Osu Autoplayer Best [better] -
Beyond Human: Exploring the World of osu! Autoplayers For many in the osu!
community, the quest for the "best" autoplayer often leads to a crossroad between the game's built-in features and the technically complex (and often controversial) world of external bots. Whether you are a spectator looking to appreciate a beatmap's patterns or a developer experimenting with AI, understanding the landscape of autoplayers is essential. 1. The Built-in Gold Standard: The "Auto" Mod
The most reliable and accessible autoplayer is the official Auto mod.
What it does: This unranked mod removes all gameplay elements, allowing an AI to play the map with perfect accuracy and timing.
Why use it: It is the primary tool for previewing high-difficulty maps or simply enjoying the music and visual patterns without the stress of clicking circles. osu autoplayer best
Availability: Accessible directly from the mod selection screen in the stable client and osu!lazer. 2. Experimental Frontiers: External Bots and AI
Beyond the official mod, the community has developed various external tools, though these are strictly for "for fun" or educational use, as using them on ranked leaderboards will lead to a ban.
Python-based Bots: Developers often share projects on GitHub that parse .osu files directly to simulate inputs without reading game memory.
Arduino Hardware Autoplayers: For those interested in the intersection of hardware and software, there are projects that use Arduino Uno boards and photoresistors to play modes like osu!mania by physically "seeing" the notes on the screen. Beyond Human: Exploring the World of osu
AI and Neural Networks: Recent community projects have even showcased AIs trained to play osu!, with some creators presenting their work at school science fairs or technical forums. 3. Training Aids: Autopilot and Relax
If you are looking for an "autoplayer" to help you improve, the game offers specialized mods that automate only half the work:
Autopilot: The game handles the cursor movement while you handle the tapping.
Relax: You handle the movement, and the game automatically taps the notes for you. Scenario A: You want a 100% perfect play (SS rank)
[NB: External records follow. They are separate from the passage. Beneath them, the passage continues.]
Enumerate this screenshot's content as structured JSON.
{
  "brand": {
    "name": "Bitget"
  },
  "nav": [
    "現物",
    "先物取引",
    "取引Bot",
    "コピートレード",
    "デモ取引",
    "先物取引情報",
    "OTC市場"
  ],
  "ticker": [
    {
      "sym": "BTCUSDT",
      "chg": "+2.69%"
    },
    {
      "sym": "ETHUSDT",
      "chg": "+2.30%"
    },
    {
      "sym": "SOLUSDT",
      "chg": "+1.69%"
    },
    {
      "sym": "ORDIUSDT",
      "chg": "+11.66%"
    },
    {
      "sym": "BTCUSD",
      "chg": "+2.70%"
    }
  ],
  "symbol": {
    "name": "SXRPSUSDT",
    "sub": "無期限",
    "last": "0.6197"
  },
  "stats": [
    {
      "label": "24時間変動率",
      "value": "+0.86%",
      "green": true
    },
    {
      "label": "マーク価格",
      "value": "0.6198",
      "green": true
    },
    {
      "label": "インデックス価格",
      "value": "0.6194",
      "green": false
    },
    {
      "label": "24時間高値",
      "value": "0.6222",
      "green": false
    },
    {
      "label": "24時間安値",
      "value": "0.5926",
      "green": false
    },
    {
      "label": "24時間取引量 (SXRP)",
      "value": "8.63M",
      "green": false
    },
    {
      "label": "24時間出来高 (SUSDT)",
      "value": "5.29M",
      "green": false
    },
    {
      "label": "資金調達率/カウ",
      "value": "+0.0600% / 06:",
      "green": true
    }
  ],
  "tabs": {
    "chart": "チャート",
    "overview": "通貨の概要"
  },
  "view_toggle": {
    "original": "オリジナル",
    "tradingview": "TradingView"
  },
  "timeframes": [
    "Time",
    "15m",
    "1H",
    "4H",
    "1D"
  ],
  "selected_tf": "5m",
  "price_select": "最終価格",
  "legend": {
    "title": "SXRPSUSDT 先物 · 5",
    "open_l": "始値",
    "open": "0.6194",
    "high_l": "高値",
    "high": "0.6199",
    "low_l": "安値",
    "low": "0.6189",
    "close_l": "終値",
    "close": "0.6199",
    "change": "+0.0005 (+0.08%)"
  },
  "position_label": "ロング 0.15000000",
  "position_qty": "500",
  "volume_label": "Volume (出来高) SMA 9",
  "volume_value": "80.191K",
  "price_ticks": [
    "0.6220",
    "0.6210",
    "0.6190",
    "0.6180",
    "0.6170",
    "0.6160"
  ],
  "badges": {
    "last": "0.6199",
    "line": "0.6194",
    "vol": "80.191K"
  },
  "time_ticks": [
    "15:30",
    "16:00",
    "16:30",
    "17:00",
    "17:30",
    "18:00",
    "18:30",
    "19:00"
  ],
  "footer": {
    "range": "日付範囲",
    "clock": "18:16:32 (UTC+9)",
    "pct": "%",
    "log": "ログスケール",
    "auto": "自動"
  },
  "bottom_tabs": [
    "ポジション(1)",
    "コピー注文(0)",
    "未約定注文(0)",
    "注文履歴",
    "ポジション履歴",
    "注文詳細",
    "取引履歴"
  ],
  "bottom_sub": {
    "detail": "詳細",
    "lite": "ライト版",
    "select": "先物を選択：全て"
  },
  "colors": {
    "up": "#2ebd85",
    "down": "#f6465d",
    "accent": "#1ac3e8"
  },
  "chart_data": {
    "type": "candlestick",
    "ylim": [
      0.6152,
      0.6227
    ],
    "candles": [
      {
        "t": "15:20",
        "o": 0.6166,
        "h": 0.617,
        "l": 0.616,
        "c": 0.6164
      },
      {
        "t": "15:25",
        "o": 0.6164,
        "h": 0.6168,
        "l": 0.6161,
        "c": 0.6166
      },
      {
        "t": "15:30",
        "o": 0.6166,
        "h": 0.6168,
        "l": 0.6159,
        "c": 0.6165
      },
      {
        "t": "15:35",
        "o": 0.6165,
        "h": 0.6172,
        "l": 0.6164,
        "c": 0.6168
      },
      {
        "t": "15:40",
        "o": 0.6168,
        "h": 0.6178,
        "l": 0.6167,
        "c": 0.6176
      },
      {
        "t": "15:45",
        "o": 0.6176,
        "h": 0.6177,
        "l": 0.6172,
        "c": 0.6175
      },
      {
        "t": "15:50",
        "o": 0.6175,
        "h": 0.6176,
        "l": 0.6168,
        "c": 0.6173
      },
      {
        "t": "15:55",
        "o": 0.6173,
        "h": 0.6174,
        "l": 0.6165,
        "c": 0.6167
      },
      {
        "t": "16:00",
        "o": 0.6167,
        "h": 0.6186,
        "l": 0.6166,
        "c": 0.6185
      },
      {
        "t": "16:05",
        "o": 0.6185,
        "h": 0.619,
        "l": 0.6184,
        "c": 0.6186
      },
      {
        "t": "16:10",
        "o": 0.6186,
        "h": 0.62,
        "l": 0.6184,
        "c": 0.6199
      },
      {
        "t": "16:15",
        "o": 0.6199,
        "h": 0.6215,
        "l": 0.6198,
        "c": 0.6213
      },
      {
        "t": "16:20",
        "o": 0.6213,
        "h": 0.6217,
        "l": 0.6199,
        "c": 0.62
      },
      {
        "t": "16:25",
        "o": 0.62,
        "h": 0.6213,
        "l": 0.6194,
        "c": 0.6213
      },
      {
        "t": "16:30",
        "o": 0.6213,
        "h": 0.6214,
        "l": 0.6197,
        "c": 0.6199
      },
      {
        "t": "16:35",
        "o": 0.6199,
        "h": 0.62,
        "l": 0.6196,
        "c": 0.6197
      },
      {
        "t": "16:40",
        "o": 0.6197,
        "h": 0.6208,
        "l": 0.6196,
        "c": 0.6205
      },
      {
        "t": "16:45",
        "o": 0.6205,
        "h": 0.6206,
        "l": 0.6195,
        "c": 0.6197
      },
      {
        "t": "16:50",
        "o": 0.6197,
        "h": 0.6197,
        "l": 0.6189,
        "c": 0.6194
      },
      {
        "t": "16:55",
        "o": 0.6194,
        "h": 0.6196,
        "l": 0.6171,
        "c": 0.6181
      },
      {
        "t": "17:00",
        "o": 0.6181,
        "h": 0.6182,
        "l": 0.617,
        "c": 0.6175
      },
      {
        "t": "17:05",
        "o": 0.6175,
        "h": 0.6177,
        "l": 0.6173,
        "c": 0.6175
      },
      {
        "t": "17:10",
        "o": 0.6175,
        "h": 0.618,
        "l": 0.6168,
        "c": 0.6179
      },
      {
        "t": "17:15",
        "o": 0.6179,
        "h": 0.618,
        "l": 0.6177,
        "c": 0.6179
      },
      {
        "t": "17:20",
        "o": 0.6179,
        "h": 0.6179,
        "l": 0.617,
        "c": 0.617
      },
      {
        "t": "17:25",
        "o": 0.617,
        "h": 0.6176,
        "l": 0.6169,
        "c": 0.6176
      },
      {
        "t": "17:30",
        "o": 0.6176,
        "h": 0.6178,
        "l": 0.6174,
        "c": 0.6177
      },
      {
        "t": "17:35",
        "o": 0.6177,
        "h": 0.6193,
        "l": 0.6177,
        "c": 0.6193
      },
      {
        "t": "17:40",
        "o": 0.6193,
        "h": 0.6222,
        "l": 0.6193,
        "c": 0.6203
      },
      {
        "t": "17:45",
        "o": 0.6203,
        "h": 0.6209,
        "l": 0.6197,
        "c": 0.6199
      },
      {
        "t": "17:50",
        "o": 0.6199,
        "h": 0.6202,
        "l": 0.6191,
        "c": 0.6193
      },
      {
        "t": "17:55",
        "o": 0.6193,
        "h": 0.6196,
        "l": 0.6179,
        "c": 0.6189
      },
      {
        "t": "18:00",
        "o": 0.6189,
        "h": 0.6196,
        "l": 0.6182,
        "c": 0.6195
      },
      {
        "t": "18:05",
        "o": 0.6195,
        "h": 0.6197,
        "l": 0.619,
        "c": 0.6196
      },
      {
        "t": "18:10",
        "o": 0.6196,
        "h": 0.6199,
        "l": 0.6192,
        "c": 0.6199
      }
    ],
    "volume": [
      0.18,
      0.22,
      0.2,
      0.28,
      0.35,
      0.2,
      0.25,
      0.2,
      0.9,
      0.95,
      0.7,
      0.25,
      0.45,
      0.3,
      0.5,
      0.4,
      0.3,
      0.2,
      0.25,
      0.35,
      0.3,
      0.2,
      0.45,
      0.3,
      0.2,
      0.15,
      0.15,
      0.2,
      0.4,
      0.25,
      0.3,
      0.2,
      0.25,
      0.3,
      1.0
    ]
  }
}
Utility: These are often used to train specific skills, such as raw aim or high-speed clicking, though some players argue they can lead to poor habits if overused. 4. A Note on Fair Play
It is critical to remember that osu! has a zero-tolerance policy regarding the use of external autoplayers or "cheats" for gaining performance points (PP). While creating a bot for a programming project is a fascinating technical challenge, using it on the official servers will result in a permanent account restriction.
Whether you're watching the official Auto mod tackle a 10-star map or building your own Python bot for a coding challenge, the world of osu! automation highlights the incredible complexity behind those simple-looking circles. Enjoying osu! with others - ppy blog
Scenario A: You want a 100% perfect play (SS rank)
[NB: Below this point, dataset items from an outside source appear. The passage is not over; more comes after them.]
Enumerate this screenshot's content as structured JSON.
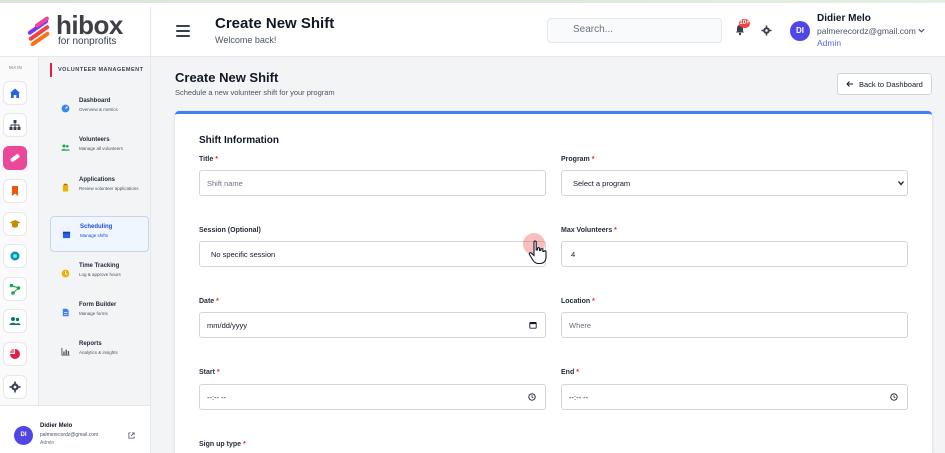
{
  "header": {
    "logo_word": "hibox",
    "logo_sub": "for nonprofits",
    "title": "Create New Shift",
    "subtitle": "Welcome back!",
    "search_placeholder": "Search...",
    "notification_count": "10+",
    "user": {
      "initials": "DI",
      "name": "Didier Melo",
      "email": "palmerecordz@gmail.com",
      "role": "Admin"
    }
  },
  "rail": {
    "label": "MAIN",
    "icons": [
      "home-icon",
      "sitemap-icon",
      "bandage-icon",
      "bookmark-icon",
      "graduation-cap-icon",
      "circle-icon",
      "network-icon",
      "users-icon",
      "pie-chart-icon",
      "settings-icon"
    ]
  },
  "sidebar": {
    "section": "VOLUNTEER MANAGEMENT",
    "items": [
      {
        "title": "Dashboard",
        "sub": "Overview & metrics",
        "icon": "gauge-icon",
        "active": false
      },
      {
        "title": "Volunteers",
        "sub": "Manage all volunteers",
        "icon": "people-icon",
        "active": false
      },
      {
        "title": "Applications",
        "sub": "Review volunteer applications",
        "icon": "clipboard-icon",
        "active": false
      },
      {
        "title": "Scheduling",
        "sub": "Manage shifts",
        "icon": "calendar-icon",
        "active": true
      },
      {
        "title": "Time Tracking",
        "sub": "Log & approve hours",
        "icon": "clock-icon",
        "active": false
      },
      {
        "title": "Form Builder",
        "sub": "Manage forms",
        "icon": "document-icon",
        "active": false
      },
      {
        "title": "Reports",
        "sub": "Analytics & insights",
        "icon": "bar-chart-icon",
        "active": false
      }
    ],
    "footer": {
      "initials": "DI",
      "name": "Didier Melo",
      "email": "palmerecordz@gmail.com",
      "role": "Admin"
    }
  },
  "main": {
    "title": "Create New Shift",
    "subtitle": "Schedule a new volunteer shift for your program",
    "back_label": "Back to Dashboard",
    "card_title": "Shift Information",
    "fields": {
      "title": {
        "label": "Title",
        "placeholder": "Shift name"
      },
      "program": {
        "label": "Program",
        "value": "Select a program"
      },
      "session": {
        "label": "Session (Optional)",
        "value": "No specific session"
      },
      "max_volunteers": {
        "label": "Max Volunteers",
        "value": "4"
      },
      "date": {
        "label": "Date",
        "placeholder": "mm/dd/yyyy"
      },
      "location": {
        "label": "Location",
        "placeholder": "Where"
      },
      "start": {
        "label": "Start",
        "placeholder": "--:-- --"
      },
      "end": {
        "label": "End",
        "placeholder": "--:-- --"
      },
      "signup_type": {
        "label": "Sign up type"
      }
    },
    "required_mark": "*"
  },
  "colors": {
    "accent_blue": "#3b82f6",
    "brand_pink": "#ec4899",
    "avatar_indigo": "#4f46e5",
    "required_red": "#dc2626"
  }
}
- Best tool: Replay injector (create a .osr replay with perfect hits via a script).
- Why: Bypasses real-time input; the game just replays the file.
How to Spot an Autoplayer (For Legitimate Players)
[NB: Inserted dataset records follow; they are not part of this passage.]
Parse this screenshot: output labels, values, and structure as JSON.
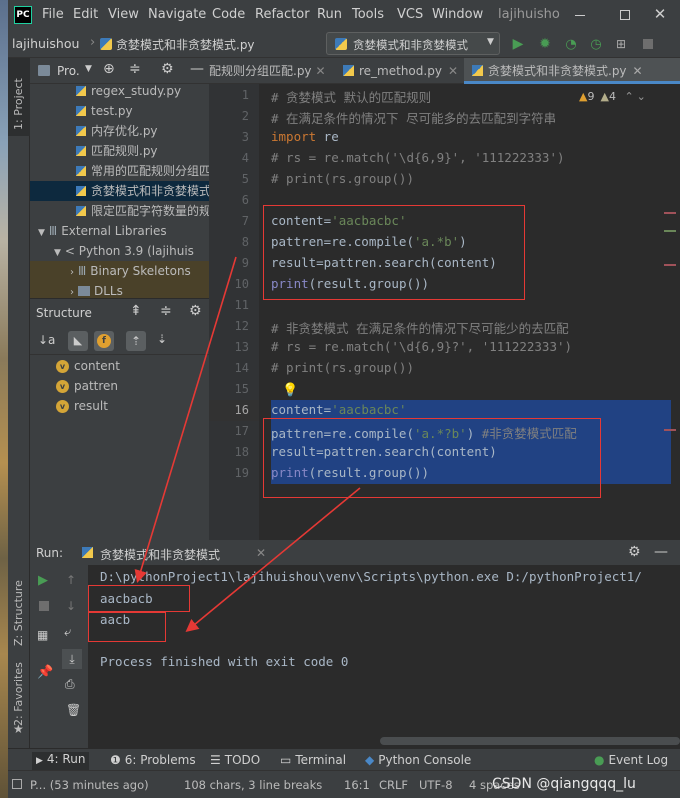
{
  "window": {
    "menu": [
      "File",
      "Edit",
      "View",
      "Navigate",
      "Code",
      "Refactor",
      "Run",
      "Tools",
      "VCS",
      "Window"
    ],
    "project_label": "lajihuisho"
  },
  "navbar": {
    "breadcrumb_project": "lajihuishou",
    "breadcrumb_file": "贪婪模式和非贪婪模式.py",
    "run_config": "贪婪模式和非贪婪模式"
  },
  "left_tool_labels": {
    "project": "1: Project",
    "structure": "Z: Structure",
    "favorites": "2: Favorites"
  },
  "project_panel": {
    "header": "Pro.",
    "items": [
      "regex_study.py",
      "test.py",
      "内存优化.py",
      "匹配规则.py",
      "常用的匹配规则分组匹",
      "贪婪模式和非贪婪模式",
      "限定匹配字符数量的规",
      "External Libraries",
      "< Python 3.9 (lajihuis",
      "Binary Skeletons",
      "DLLs"
    ]
  },
  "structure_panel": {
    "title": "Structure",
    "items": [
      "content",
      "pattren",
      "result"
    ]
  },
  "editor_tabs": [
    "配规则分组匹配.py",
    "re_method.py",
    "贪婪模式和非贪婪模式.py"
  ],
  "inspection": {
    "warnings": "9",
    "weak_warnings": "4"
  },
  "code_lines": [
    {
      "n": "1",
      "parts": [
        {
          "t": "# 贪婪模式 默认的匹配规则",
          "c": "cm"
        }
      ]
    },
    {
      "n": "2",
      "parts": [
        {
          "t": "# 在满足条件的情况下 尽可能多的去匹配到字符串",
          "c": "cm"
        }
      ]
    },
    {
      "n": "3",
      "parts": [
        {
          "t": "import",
          "c": "kw"
        },
        {
          "t": " re",
          "c": ""
        }
      ]
    },
    {
      "n": "4",
      "parts": [
        {
          "t": "# rs = re.match('\\d{6,9}', '111222333')",
          "c": "cm"
        }
      ]
    },
    {
      "n": "5",
      "parts": [
        {
          "t": "# print(rs.group())",
          "c": "cm"
        }
      ]
    },
    {
      "n": "6",
      "parts": []
    },
    {
      "n": "7",
      "parts": [
        {
          "t": "content=",
          "c": ""
        },
        {
          "t": "'aacbacbc'",
          "c": "st"
        }
      ]
    },
    {
      "n": "8",
      "parts": [
        {
          "t": "pattren=re.compile(",
          "c": ""
        },
        {
          "t": "'a.*b'",
          "c": "st"
        },
        {
          "t": ")",
          "c": ""
        }
      ]
    },
    {
      "n": "9",
      "parts": [
        {
          "t": "result=pattren.search(content)",
          "c": ""
        }
      ]
    },
    {
      "n": "10",
      "parts": [
        {
          "t": "print",
          "c": "fn"
        },
        {
          "t": "(result.group())",
          "c": ""
        }
      ]
    },
    {
      "n": "11",
      "parts": []
    },
    {
      "n": "12",
      "parts": [
        {
          "t": "# 非贪婪模式 在满足条件的情况下尽可能少的去匹配",
          "c": "cm"
        }
      ]
    },
    {
      "n": "13",
      "parts": [
        {
          "t": "# rs = re.match('\\d{6,9}?', '111222333')",
          "c": "cm"
        }
      ]
    },
    {
      "n": "14",
      "parts": [
        {
          "t": "# print(rs.group())",
          "c": "cm"
        }
      ]
    },
    {
      "n": "15",
      "parts": []
    },
    {
      "n": "16",
      "parts": [
        {
          "t": "content=",
          "c": ""
        },
        {
          "t": "'aacbacbc'",
          "c": "st"
        }
      ]
    },
    {
      "n": "17",
      "parts": [
        {
          "t": "pattren=re.compile(",
          "c": ""
        },
        {
          "t": "'a.*?b'",
          "c": "st"
        },
        {
          "t": ") ",
          "c": ""
        },
        {
          "t": "#非贪婪模式匹配",
          "c": "cm"
        }
      ]
    },
    {
      "n": "18",
      "parts": [
        {
          "t": "result=pattren.search(content)",
          "c": ""
        }
      ]
    },
    {
      "n": "19",
      "parts": [
        {
          "t": "print",
          "c": "fn"
        },
        {
          "t": "(result.group())",
          "c": ""
        }
      ]
    }
  ],
  "run_panel": {
    "label": "Run:",
    "config": "贪婪模式和非贪婪模式",
    "command": "D:\\pythonProject1\\lajihuishou\\venv\\Scripts\\python.exe D:/pythonProject1/",
    "output1": "aacbacb",
    "output2": "aacb",
    "exit": "Process finished with exit code 0"
  },
  "bottom_tabs": [
    "4: Run",
    "6: Problems",
    "TODO",
    "Terminal",
    "Python Console",
    "Event Log"
  ],
  "status": {
    "left": "P... (53 minutes ago)",
    "chars": "108 chars, 3 line breaks",
    "pos": "16:1",
    "eol": "CRLF",
    "enc": "UTF-8",
    "indent": "4 spaces",
    "watermark": "CSDN @qiangqqq_lu"
  },
  "colors": {
    "accent_selection": "#214283",
    "current_line": "#323232",
    "red_annotation": "#e53935",
    "run_green": "#499c54"
  }
}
If you suspect someone in Multiplayer is using the "best" autoplayer, look for these signs:
- The "X" Cursor: Human cursors move in lazy ovals or drifts. Bots snap to the exact center of a hit circle instantly.
- Slider Break Immunity: Humans often sliderbreak on complex sliders. Bots never do.
- The Spinner: Bots spin at 477 RPM perfectly centered. Humans cannot maintain that speed.
- The "Timewarp" tell: Some outdated autoplayers mis-sync with the audio, causing a slight "floaty" movement before each note.
2. Walrus (The Anti-Cheat Nightmare)
Walrus gained infamy a few years ago as the "best" undetectable replay bot.
- How it works: Instead of controlling the mouse in real-time, Walrus injects fake input directly into the game’s input buffer.
- Best for: Leaderboard cheating.
- Innovation: It featured "humanizer" algorithms that added slight cursor wobble, late hits, and variable reaction times to mimic a top-tier human player.
- Status: While effective, pp (performance point) changes and Bancho updates have largely neutered public versions. Private forks are rumored to exist but are not shared publicly.
Quick recipe (rule-based autoplayer)
- Parse beatmap (.osu) to extract hit objects and timing.
- For each object:
- Compute target time = object.time ± small jitter (Gaussian, sigma 4–12 ms).
- Generate cursor path from previous position using cubic Bezier with duration = max(1ms, distance / speed).
- Send mouse move events along path at 120–240 Hz.
- Trigger key/mouse press at target time; release after short hold (for spinners/sliders adapt).
- Export as .osr by converting input events to replay format.
3. Automated AI Models (The Future)
Recently, projects using Reinforcement Learning (RL) have emerged. Users train a neural network to play osu! by watching the screen.
- Example: osu-ai (GitHub projects).
- Best for: Research and offline playback.
- Why it’s "best": It is virtually undetectable as a bot because it uses a mouse driver and a camera input. It fails like a human; it misreads jumps and drops sliders.
- The Downside: Needs a powerful GPU and extensive training time. It is currently inferior to memory bots but superior in mimicry.